I built an image search engine
People & Blogs
Introduction
I kind of hate Google image search when stealing images from the internet. I prefer them not to have watermarks from stock photography companies. As a developer, the obvious solution is to build my own image search engine from scratch. Thanks to the magic of neural networks and vector databases, we can easily do that in the next five minutes. In today's article, we'll use JavaScript and a vector database called Weaviate to build a search engine that takes an image as an input and finds images that are similar to it.
Yesterday on the code report, I talked about vector databases, and not everybody was convinced. After this quick project though, you'll be able to see what makes them so powerful and unique.
Keywords
Neural Networks, Vector Databases, Image Search Engine, Weaviate, JavaScript, ResNet 50
FAQ
What is the key technology used to build the image search engine? The key technologies used in building the image search engine are neural networks and vector databases, specifically utilizing Weaviate and ResNet 50.

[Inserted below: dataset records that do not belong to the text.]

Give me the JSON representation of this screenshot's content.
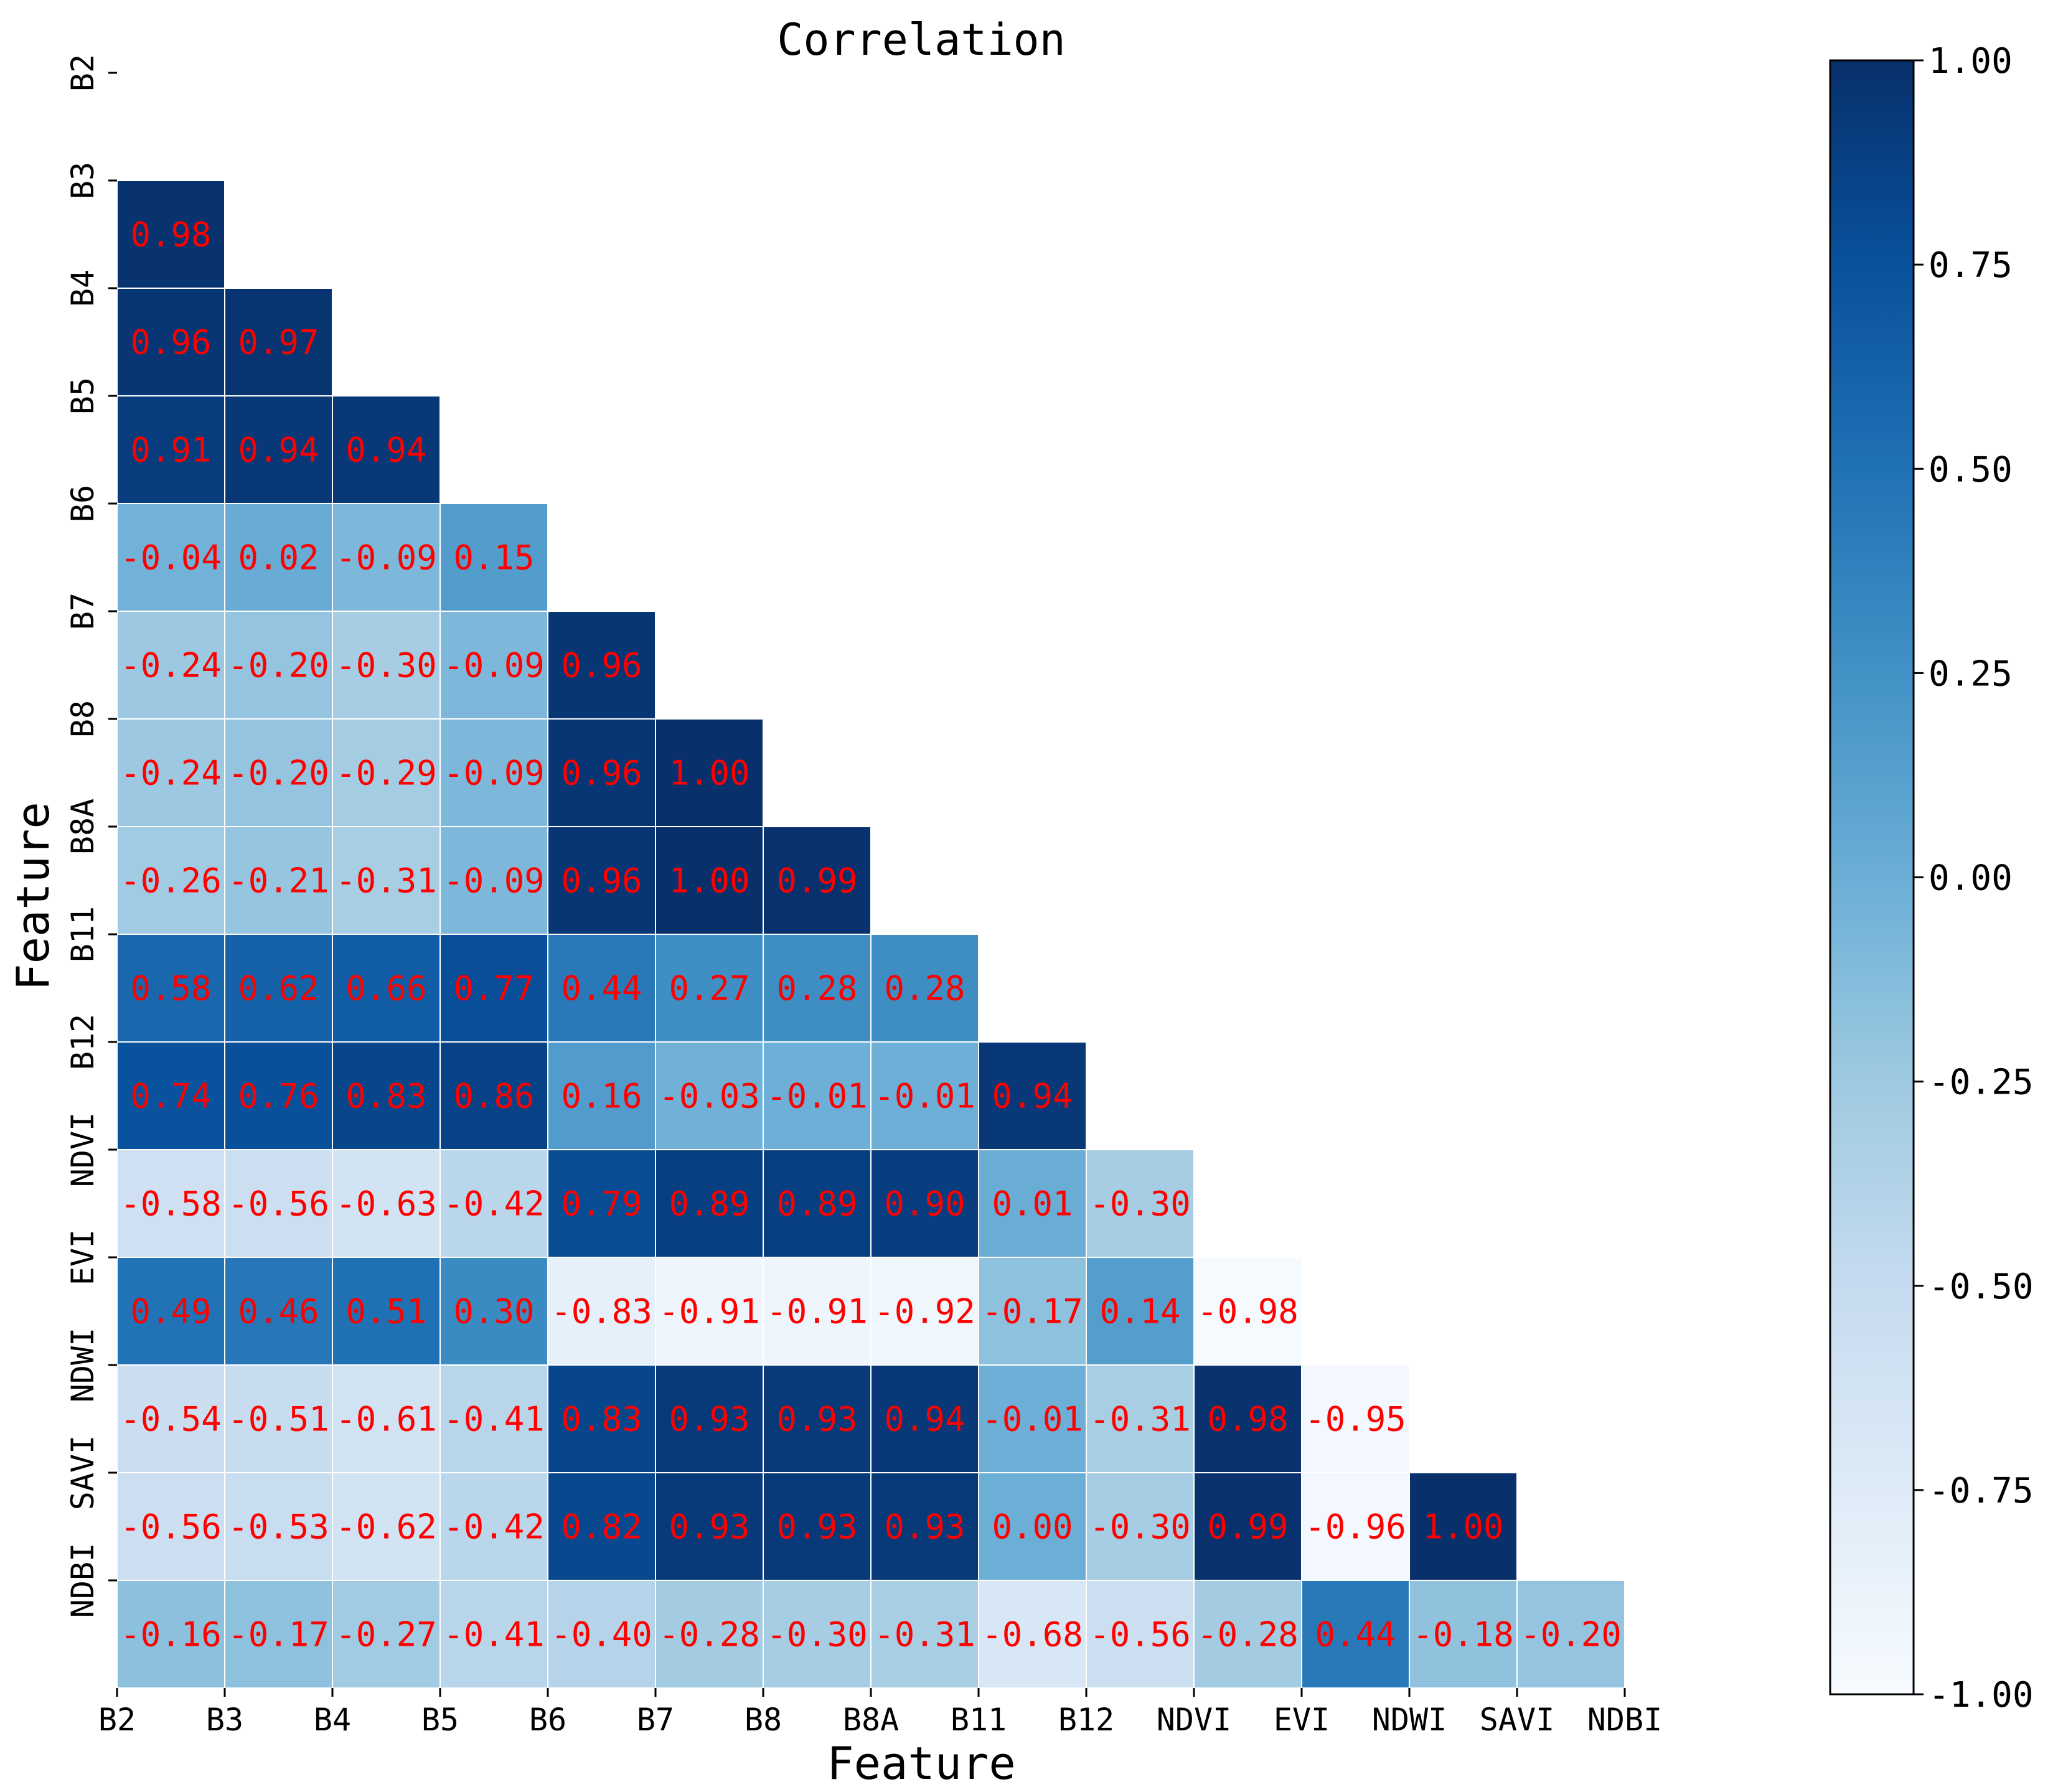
{
  "chart_data": {
    "type": "heatmap",
    "title": "Correlation",
    "xlabel": "Feature",
    "ylabel": "Feature",
    "features": [
      "B2",
      "B3",
      "B4",
      "B5",
      "B6",
      "B7",
      "B8",
      "B8A",
      "B11",
      "B12",
      "NDVI",
      "EVI",
      "NDWI",
      "SAVI",
      "NDBI"
    ],
    "mask": "upper-triangle-and-diagonal",
    "matrix": [
      [],
      [
        "0.98"
      ],
      [
        "0.96",
        "0.97"
      ],
      [
        "0.91",
        "0.94",
        "0.94"
      ],
      [
        "-0.04",
        "0.02",
        "-0.09",
        "0.15"
      ],
      [
        "-0.24",
        "-0.20",
        "-0.30",
        "-0.09",
        "0.96"
      ],
      [
        "-0.24",
        "-0.20",
        "-0.29",
        "-0.09",
        "0.96",
        "1.00"
      ],
      [
        "-0.26",
        "-0.21",
        "-0.31",
        "-0.09",
        "0.96",
        "1.00",
        "0.99"
      ],
      [
        "0.58",
        "0.62",
        "0.66",
        "0.77",
        "0.44",
        "0.27",
        "0.28",
        "0.28"
      ],
      [
        "0.74",
        "0.76",
        "0.83",
        "0.86",
        "0.16",
        "-0.03",
        "-0.01",
        "-0.01",
        "0.94"
      ],
      [
        "-0.58",
        "-0.56",
        "-0.63",
        "-0.42",
        "0.79",
        "0.89",
        "0.89",
        "0.90",
        "0.01",
        "-0.30"
      ],
      [
        "0.49",
        "0.46",
        "0.51",
        "0.30",
        "-0.83",
        "-0.91",
        "-0.91",
        "-0.92",
        "-0.17",
        "0.14",
        "-0.98"
      ],
      [
        "-0.54",
        "-0.51",
        "-0.61",
        "-0.41",
        "0.83",
        "0.93",
        "0.93",
        "0.94",
        "-0.01",
        "-0.31",
        "0.98",
        "-0.95"
      ],
      [
        "-0.56",
        "-0.53",
        "-0.62",
        "-0.42",
        "0.82",
        "0.93",
        "0.93",
        "0.93",
        "0.00",
        "-0.30",
        "0.99",
        "-0.96",
        "1.00"
      ],
      [
        "-0.16",
        "-0.17",
        "-0.27",
        "-0.41",
        "-0.40",
        "-0.28",
        "-0.30",
        "-0.31",
        "-0.68",
        "-0.56",
        "-0.28",
        "0.44",
        "-0.18",
        "-0.20"
      ]
    ],
    "colormap": "Blues",
    "colorbar": {
      "range": [
        -1,
        1
      ],
      "ticks": [
        "1.00",
        "0.75",
        "0.50",
        "0.25",
        "0.00",
        "-0.25",
        "-0.50",
        "-0.75",
        "-1.00"
      ],
      "tick_values": [
        1.0,
        0.75,
        0.5,
        0.25,
        0.0,
        -0.25,
        -0.5,
        -0.75,
        -1.0
      ]
    },
    "label_color": "#ff0000",
    "grid": false
  }
}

How can one store images in the database using the vector database? To store images in the vector database, one needs to convert them to base64 format and use the appropriate schema configuration to define properties like image and text.
What advantages do vector databases offer for image search engines? Vector databases allow for objects with similar features, like images that look alike, to be clustered together in a vector space. This enables efficient querying based on proximity and similarity, making image searches more accurate.
How does the image search engine handle searching for similar images? The image search engine uses the neural network to create embeddings for images, which automatically updates as more images are added to the database. This allows for easy querying to find images that are most similar to a given input image.